|
From: Julian S. <js...@ac...> - 2009-03-01 11:36:46
|
> Does anyone know if such a function, that returns the block between two > addresses exists? I think what you want to do isn't doable, at least it isn't the way you've been looking at it so far. There are two "times" that are important here: when the block is translated (translation-time) and when it is run (run-time). In order to do a minimal partitioning at translation time, you need to know all the branch targets in the program, and that's just not doable. Not only from a practical perspective but also because it's undecidable. IMO you should forget about trying to avoid the tail duplication at translation time; just let the translator do its thing. So that means you're restricted to trying to deduce the block boundaries from the run-time behaviour. Suppose, at run time, you observe a jump/call/return (any control flow transfer which isn't simply "fall through to the next instruction") from instruction A to instruction B. Then you can deduce that that A is the end of a basic block, and B is the start of one.
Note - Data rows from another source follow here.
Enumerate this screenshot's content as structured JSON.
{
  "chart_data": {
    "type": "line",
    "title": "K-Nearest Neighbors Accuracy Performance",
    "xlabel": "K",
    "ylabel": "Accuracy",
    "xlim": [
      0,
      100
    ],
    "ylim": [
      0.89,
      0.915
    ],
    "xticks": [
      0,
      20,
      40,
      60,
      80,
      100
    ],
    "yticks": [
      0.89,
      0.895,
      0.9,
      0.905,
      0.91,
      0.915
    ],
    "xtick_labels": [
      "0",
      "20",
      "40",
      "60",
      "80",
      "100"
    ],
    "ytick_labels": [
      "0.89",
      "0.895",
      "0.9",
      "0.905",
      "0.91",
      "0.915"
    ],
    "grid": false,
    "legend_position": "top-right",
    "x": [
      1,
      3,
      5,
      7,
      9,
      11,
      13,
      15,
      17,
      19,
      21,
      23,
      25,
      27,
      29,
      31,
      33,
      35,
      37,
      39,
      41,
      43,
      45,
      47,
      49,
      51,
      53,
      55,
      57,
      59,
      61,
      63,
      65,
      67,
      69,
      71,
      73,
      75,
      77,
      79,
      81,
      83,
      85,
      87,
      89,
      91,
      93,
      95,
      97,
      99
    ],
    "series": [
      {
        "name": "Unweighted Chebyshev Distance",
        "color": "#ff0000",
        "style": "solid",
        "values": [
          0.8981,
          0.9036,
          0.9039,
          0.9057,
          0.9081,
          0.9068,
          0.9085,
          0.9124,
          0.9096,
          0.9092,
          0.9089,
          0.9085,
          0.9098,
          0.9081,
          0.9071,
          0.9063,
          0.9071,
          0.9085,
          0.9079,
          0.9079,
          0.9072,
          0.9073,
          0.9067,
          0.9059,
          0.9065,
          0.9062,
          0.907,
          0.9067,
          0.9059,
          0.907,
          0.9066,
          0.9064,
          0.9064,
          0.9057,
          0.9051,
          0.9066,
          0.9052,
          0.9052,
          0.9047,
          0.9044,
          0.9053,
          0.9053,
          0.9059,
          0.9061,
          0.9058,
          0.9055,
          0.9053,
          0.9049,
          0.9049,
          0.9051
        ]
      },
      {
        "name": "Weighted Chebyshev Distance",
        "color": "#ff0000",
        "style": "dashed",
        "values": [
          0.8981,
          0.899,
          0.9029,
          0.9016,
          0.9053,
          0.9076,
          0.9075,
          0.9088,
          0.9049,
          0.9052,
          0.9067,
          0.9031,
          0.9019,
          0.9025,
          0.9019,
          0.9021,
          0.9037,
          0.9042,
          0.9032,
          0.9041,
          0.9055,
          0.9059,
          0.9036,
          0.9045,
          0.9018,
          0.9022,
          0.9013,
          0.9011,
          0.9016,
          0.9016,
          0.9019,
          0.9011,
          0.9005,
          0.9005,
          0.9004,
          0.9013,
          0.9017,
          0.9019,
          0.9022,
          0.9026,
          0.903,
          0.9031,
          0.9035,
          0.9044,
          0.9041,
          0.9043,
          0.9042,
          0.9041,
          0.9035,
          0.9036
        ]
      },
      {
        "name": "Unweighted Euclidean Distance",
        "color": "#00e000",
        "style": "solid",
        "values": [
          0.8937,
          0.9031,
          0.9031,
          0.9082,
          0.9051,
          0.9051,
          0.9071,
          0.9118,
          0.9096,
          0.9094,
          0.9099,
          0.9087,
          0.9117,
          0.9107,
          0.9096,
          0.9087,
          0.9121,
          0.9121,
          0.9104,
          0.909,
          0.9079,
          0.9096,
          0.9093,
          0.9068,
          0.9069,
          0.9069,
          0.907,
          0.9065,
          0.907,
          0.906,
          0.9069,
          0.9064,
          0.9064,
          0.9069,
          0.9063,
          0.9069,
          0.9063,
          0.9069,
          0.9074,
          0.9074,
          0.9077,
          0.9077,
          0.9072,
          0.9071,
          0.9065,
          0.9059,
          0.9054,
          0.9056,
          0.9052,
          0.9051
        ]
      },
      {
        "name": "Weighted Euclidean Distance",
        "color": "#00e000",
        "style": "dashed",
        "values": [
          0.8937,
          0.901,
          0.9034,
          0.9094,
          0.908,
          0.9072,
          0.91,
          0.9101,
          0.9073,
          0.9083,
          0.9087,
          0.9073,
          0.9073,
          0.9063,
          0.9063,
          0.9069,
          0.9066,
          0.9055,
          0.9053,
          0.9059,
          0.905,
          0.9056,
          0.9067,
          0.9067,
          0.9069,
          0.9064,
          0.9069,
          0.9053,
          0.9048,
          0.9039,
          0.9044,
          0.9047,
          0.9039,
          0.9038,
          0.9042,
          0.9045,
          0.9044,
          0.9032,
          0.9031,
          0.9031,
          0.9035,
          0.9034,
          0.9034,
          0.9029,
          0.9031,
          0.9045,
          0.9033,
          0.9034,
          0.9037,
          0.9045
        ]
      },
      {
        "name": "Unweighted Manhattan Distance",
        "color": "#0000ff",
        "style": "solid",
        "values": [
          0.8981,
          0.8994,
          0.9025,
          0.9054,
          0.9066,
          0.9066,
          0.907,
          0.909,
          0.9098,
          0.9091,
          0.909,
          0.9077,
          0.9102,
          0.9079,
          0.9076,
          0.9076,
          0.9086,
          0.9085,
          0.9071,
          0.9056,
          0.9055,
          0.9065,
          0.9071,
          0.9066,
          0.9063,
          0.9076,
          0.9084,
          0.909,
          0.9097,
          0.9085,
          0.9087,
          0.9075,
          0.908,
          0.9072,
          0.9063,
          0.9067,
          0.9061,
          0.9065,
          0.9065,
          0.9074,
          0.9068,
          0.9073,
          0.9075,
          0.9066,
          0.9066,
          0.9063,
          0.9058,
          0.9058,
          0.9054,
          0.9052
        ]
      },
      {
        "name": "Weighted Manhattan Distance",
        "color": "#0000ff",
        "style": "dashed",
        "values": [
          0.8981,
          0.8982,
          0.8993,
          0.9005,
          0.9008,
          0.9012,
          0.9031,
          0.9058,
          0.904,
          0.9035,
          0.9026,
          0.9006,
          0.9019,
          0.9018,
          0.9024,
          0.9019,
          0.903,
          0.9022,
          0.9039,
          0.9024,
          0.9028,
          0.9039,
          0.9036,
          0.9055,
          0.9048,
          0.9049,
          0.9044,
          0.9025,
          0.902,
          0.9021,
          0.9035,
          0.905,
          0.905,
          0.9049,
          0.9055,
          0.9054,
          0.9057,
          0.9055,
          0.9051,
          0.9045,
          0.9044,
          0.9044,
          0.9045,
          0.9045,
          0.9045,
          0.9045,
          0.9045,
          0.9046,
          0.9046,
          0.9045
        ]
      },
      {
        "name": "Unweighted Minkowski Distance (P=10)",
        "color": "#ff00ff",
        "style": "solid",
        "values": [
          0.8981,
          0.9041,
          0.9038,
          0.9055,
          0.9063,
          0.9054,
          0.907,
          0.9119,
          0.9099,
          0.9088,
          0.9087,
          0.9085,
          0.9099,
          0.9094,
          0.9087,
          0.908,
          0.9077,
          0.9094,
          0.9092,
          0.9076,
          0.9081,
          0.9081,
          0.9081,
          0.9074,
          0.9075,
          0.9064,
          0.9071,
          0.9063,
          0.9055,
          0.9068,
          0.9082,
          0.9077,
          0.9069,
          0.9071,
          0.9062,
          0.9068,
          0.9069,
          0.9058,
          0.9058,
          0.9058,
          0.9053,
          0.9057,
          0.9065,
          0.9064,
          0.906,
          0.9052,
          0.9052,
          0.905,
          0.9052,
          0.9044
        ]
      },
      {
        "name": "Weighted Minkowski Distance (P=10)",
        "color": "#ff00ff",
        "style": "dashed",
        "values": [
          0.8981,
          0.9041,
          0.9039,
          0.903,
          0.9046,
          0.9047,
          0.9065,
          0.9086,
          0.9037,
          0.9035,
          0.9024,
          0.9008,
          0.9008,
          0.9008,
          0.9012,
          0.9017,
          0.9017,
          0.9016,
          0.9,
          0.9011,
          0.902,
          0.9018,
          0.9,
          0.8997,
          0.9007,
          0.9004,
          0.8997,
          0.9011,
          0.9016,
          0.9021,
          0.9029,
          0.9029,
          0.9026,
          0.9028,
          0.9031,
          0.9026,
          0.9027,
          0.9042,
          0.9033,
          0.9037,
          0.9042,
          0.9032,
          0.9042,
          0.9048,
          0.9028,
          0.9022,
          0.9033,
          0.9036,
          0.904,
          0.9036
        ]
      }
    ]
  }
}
As the program runs more and more, and you see more A->B transitions (for different A and/or B) you gradually partition the initially unknown code space into smaller and smaller blocks. Of course that only gives you the blocks observed for the specific paths that that run of the program takes. In order to find all the bbs statically (at translation time) you would need to know all the branch targets statically. But that's not something that any static analysis can guarantee to do, because of decidability limitations. So that means you're restricted to finding the block boundaries that are evident at run-time. Does that make any sense? J |